The hacker exploited a vulnerability in Skyward’s smart contracts to drain the Skyward Treasury. The launchpad said the incident rendered its Treasury and native $SKYWARD token “effectively worthless.” Skyward assured its users that the breach did not affect “previous and existing sales,” but instructed them to withdraw their funds. “We recommend users to withdraw their funds safely where they can and for the community to no longer interact with Skyward,” Skyward Finance said on Twitter.

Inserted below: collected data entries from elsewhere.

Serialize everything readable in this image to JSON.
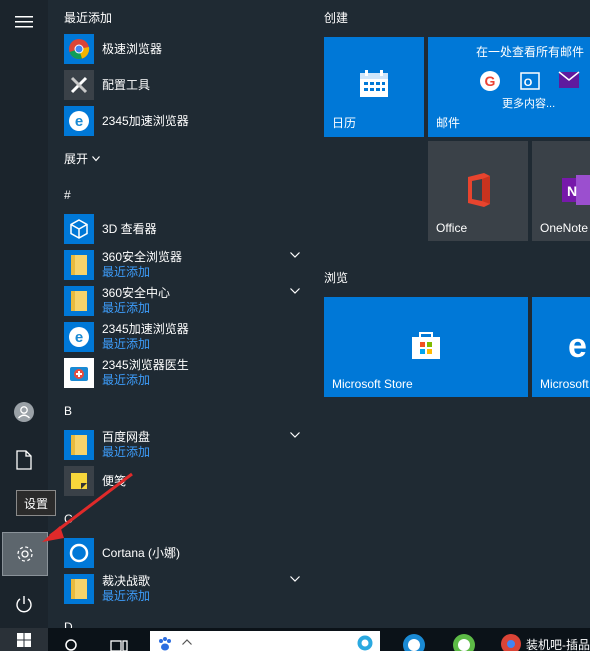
{
  "rail": {
    "tooltip": "设置"
  },
  "list": {
    "recent_header": "最近添加",
    "recent": [
      {
        "name": "极速浏览器"
      },
      {
        "name": "配置工具"
      },
      {
        "name": "2345加速浏览器"
      }
    ],
    "expand_label": "展开",
    "hash_header": "#",
    "hash_items": [
      {
        "name": "3D 查看器",
        "sub": ""
      },
      {
        "name": "360安全浏览器",
        "sub": "最近添加"
      },
      {
        "name": "360安全中心",
        "sub": "最近添加"
      },
      {
        "name": "2345加速浏览器",
        "sub": "最近添加"
      },
      {
        "name": "2345浏览器医生",
        "sub": "最近添加"
      }
    ],
    "b_header": "B",
    "b_items": [
      {
        "name": "百度网盘",
        "sub": "最近添加"
      },
      {
        "name": "便笺",
        "sub": ""
      }
    ],
    "c_header": "C",
    "c_items": [
      {
        "name": "Cortana (小娜)",
        "sub": ""
      },
      {
        "name": "裁决战歌",
        "sub": "最近添加"
      }
    ],
    "d_header": "D"
  },
  "tiles": {
    "create_header": "创建",
    "browse_header": "浏览",
    "calendar_label": "日历",
    "mail_label": "邮件",
    "mail_title": "在一处查看所有邮件",
    "mail_more": "更多内容...",
    "office_label": "Office",
    "onenote_label": "OneNote",
    "store_label": "Microsoft Store",
    "edge_label": "Microsoft"
  },
  "taskbar": {
    "app_label": "装机吧-插品"
  },
  "colors": {
    "tile_blue": "#0078d7",
    "tile_gray": "#3a4148",
    "recent_blue": "#3d9dfb",
    "arrow_red": "#e02a2a"
  }
}
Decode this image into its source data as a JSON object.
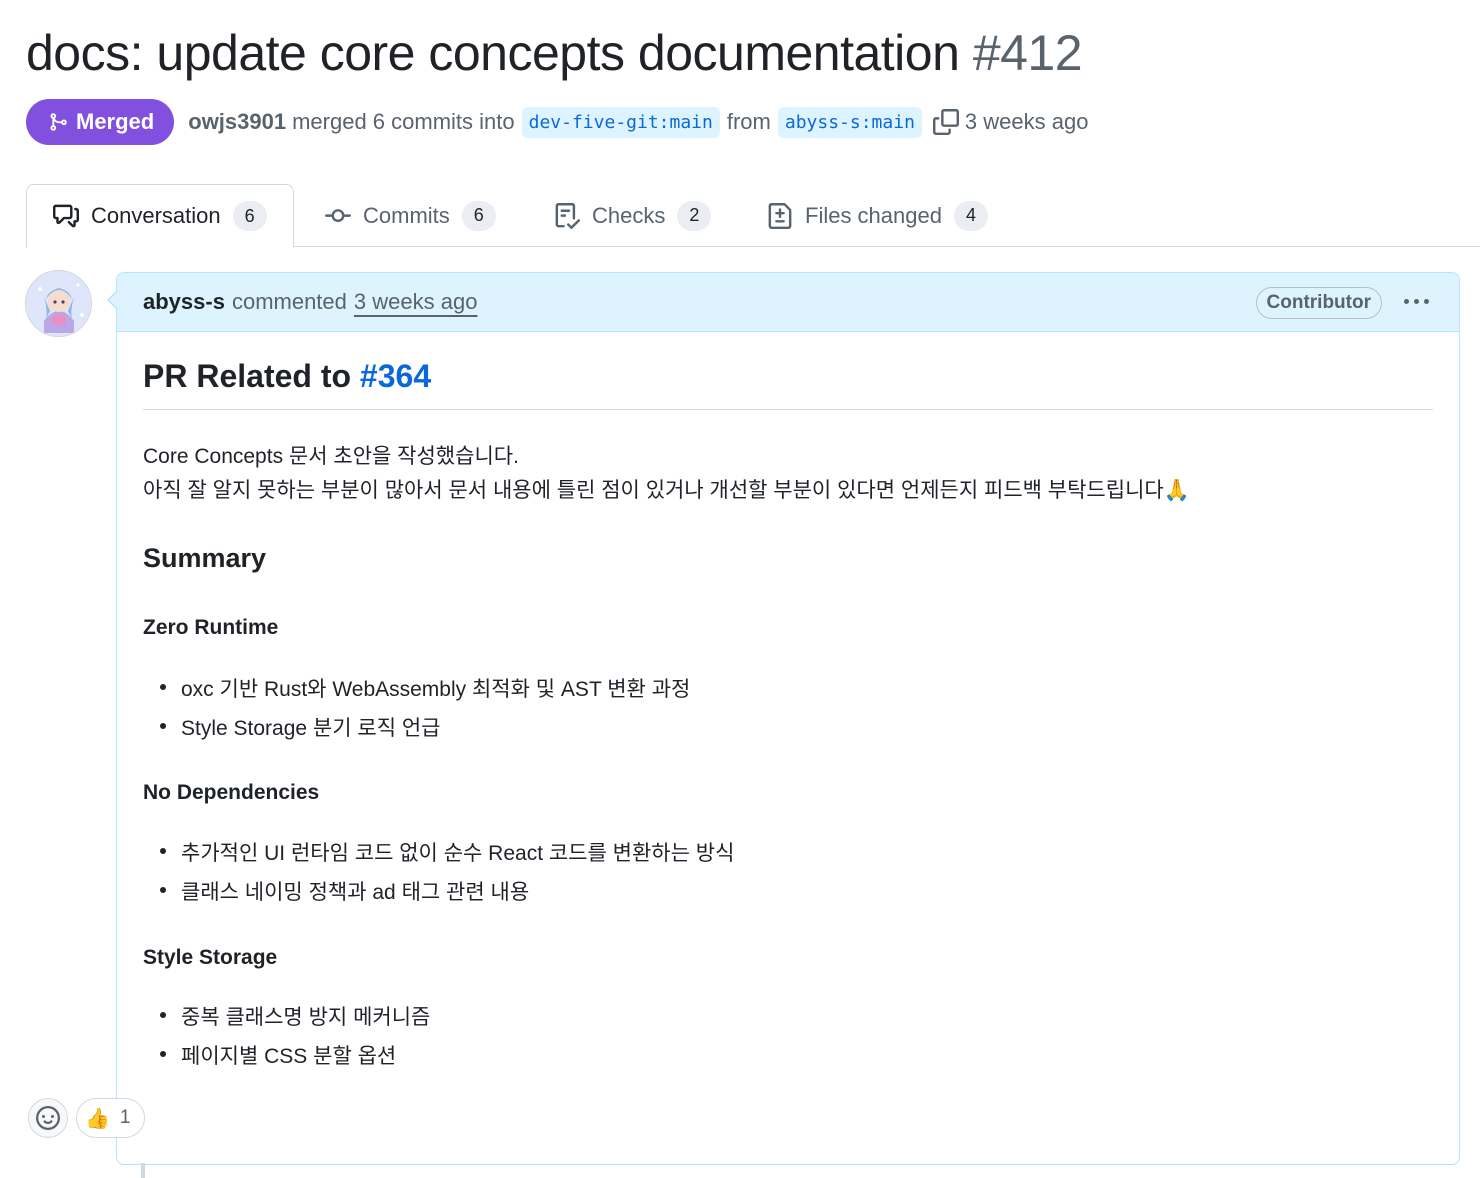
{
  "pr": {
    "title": "docs: update core concepts documentation",
    "number": "#412",
    "status": "Merged",
    "author": "owjs3901",
    "merged_text": "merged 6 commits into",
    "base_branch": "dev-five-git:main",
    "from_text": "from",
    "head_branch": "abyss-s:main",
    "time": "3 weeks ago"
  },
  "tabs": [
    {
      "label": "Conversation",
      "count": "6",
      "icon": "conversation-icon"
    },
    {
      "label": "Commits",
      "count": "6",
      "icon": "commit-icon"
    },
    {
      "label": "Checks",
      "count": "2",
      "icon": "checklist-icon"
    },
    {
      "label": "Files changed",
      "count": "4",
      "icon": "file-diff-icon"
    }
  ],
  "comment": {
    "author": "abyss-s",
    "action": "commented",
    "time": "3 weeks ago",
    "role": "Contributor",
    "heading": "PR Related to",
    "heading_ref": "#364",
    "intro_1": "Core Concepts 문서 초안을 작성했습니다.",
    "intro_2": "아직 잘 알지 못하는 부분이 많아서 문서 내용에 틀린 점이 있거나 개선할 부분이 있다면 언제든지 피드백 부탁드립니다🙏",
    "summary": "Summary",
    "sections": [
      {
        "title": "Zero Runtime",
        "items": [
          "oxc 기반 Rust와 WebAssembly 최적화 및 AST 변환 과정",
          "Style Storage 분기 로직 언급"
        ]
      },
      {
        "title": "No Dependencies",
        "items": [
          "추가적인 UI 런타임 코드 없이 순수 React 코드를 변환하는 방식",
          "클래스 네이밍 정책과 ad 태그 관련 내용"
        ]
      },
      {
        "title": "Style Storage",
        "items": [
          "중복 클래스명 방지 메커니즘",
          "페이지별 CSS 분할 옵션"
        ]
      }
    ],
    "reactions": {
      "emoji": "👍",
      "count": "1"
    }
  },
  "colors": {
    "merged": "#8250df",
    "link": "#0969da",
    "header_bg": "#ddf4ff"
  }
}
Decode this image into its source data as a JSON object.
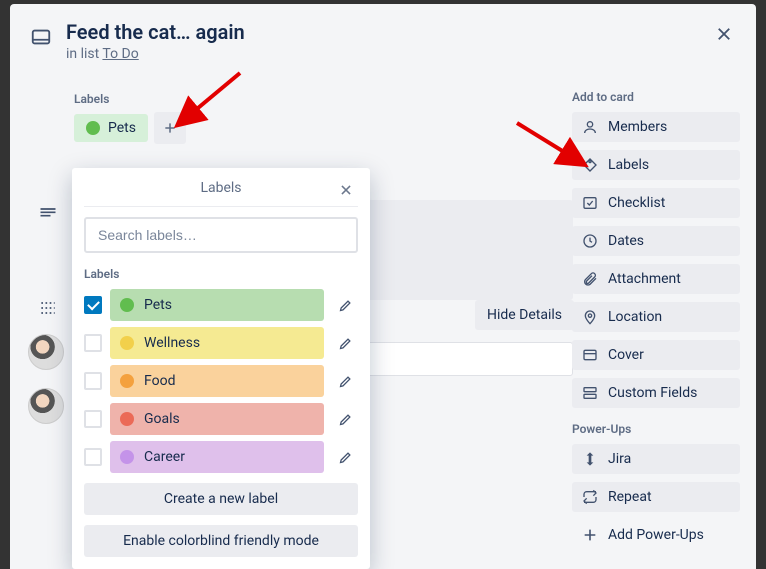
{
  "card": {
    "title": "Feed the cat… again",
    "subtitle_prefix": "in list ",
    "list_name": "To Do"
  },
  "labels_section": {
    "header": "Labels",
    "applied": [
      {
        "name": "Pets",
        "color_class": "dot-green",
        "chip_class": "chip-green"
      }
    ]
  },
  "popover": {
    "title": "Labels",
    "search_placeholder": "Search labels…",
    "section_label": "Labels",
    "labels": [
      {
        "name": "Pets",
        "pill_class": "lp-green",
        "dot_class": "dot-green",
        "checked": true
      },
      {
        "name": "Wellness",
        "pill_class": "lp-yellow",
        "dot_class": "dot-yellow",
        "checked": false
      },
      {
        "name": "Food",
        "pill_class": "lp-orange",
        "dot_class": "dot-orange",
        "checked": false
      },
      {
        "name": "Goals",
        "pill_class": "lp-red",
        "dot_class": "dot-red",
        "checked": false
      },
      {
        "name": "Career",
        "pill_class": "lp-purple",
        "dot_class": "dot-purple",
        "checked": false
      }
    ],
    "create_button": "Create a new label",
    "colorblind_button": "Enable colorblind friendly mode"
  },
  "sidebar": {
    "add_heading": "Add to card",
    "add_items": [
      {
        "key": "members",
        "label": "Members",
        "icon": "user"
      },
      {
        "key": "labels",
        "label": "Labels",
        "icon": "tag"
      },
      {
        "key": "checklist",
        "label": "Checklist",
        "icon": "check"
      },
      {
        "key": "dates",
        "label": "Dates",
        "icon": "clock"
      },
      {
        "key": "attachment",
        "label": "Attachment",
        "icon": "clip"
      },
      {
        "key": "location",
        "label": "Location",
        "icon": "pin"
      },
      {
        "key": "cover",
        "label": "Cover",
        "icon": "cover"
      },
      {
        "key": "custom-fields",
        "label": "Custom Fields",
        "icon": "fields"
      }
    ],
    "powerups_heading": "Power-Ups",
    "powerups": [
      {
        "key": "jira",
        "label": "Jira",
        "icon": "jira"
      },
      {
        "key": "repeat",
        "label": "Repeat",
        "icon": "repeat"
      }
    ],
    "add_powerups": "Add Power-Ups"
  },
  "hide_details": "Hide Details"
}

Bug in Skyward Smart Contracts
Skyward Finance is the first Initial Decentralized Exchange Offering (IDO) platform on the NEAR protocol. It is a permissionless crowdfunding platform that allows new crypto projects to list their tokens for sale. Until recently, the most popular way to list a new token for sale was through an initial coin offering (ICO). However, ICOs have developed a poor reputation due to a rise in rug-pulling scams and general concerns about safety and trustworthiness. Skyward Finance allows users to redeem wrap.near tokens for $SKYWARD. However, according to Blockchain security firm BlockSec, this function contains a bug — it does not check for duplicate IDs. “In this case, the attacker is able to redeem the treasury tokens multiple times with the same skyward share withdrawn once,” BlockSec tweeted. Skyward confirmed that the attacker withdrew wrap.near tokens multiple times within a single transaction. Aurora Lab’s community moderator Sankey Naikwadi alerted Skyward to the breach, but said they couldn’t stop it. “Although the Skyward team responded instantly, but since treasury contracts are locked those can’t be paused by anyone, not even them,” Naikwadi tweeted. Skyward Finance confirmed this saying “no one can pause or prevent future issues with the $SKYWARD token – not even us.”
Crypto Heists on the Rise
Hackers continue to exploit undiscovered vulnerabilities to steal enormous sums from crypto and decentralized finance (DeFi) projects. In late October, a malicious actor exploited a previously unknown vulnerability in Team Finance’s Uniswap migration function to steal tokens worth over $15 million. Blockchain analysis firm Chainalysis described October 2022 as “the biggest month in the biggest year ever for hacking activity.” Halfway through the month, hackers had already accumulated stolen loot worth $718 million from DeFi protocols. However, this figure pales compared to other breaches, such as the $600 million heist from the Poly Network in December 2021. This year, hackers have raked in millions from projects such as Beanstalk Farms and Wintermute.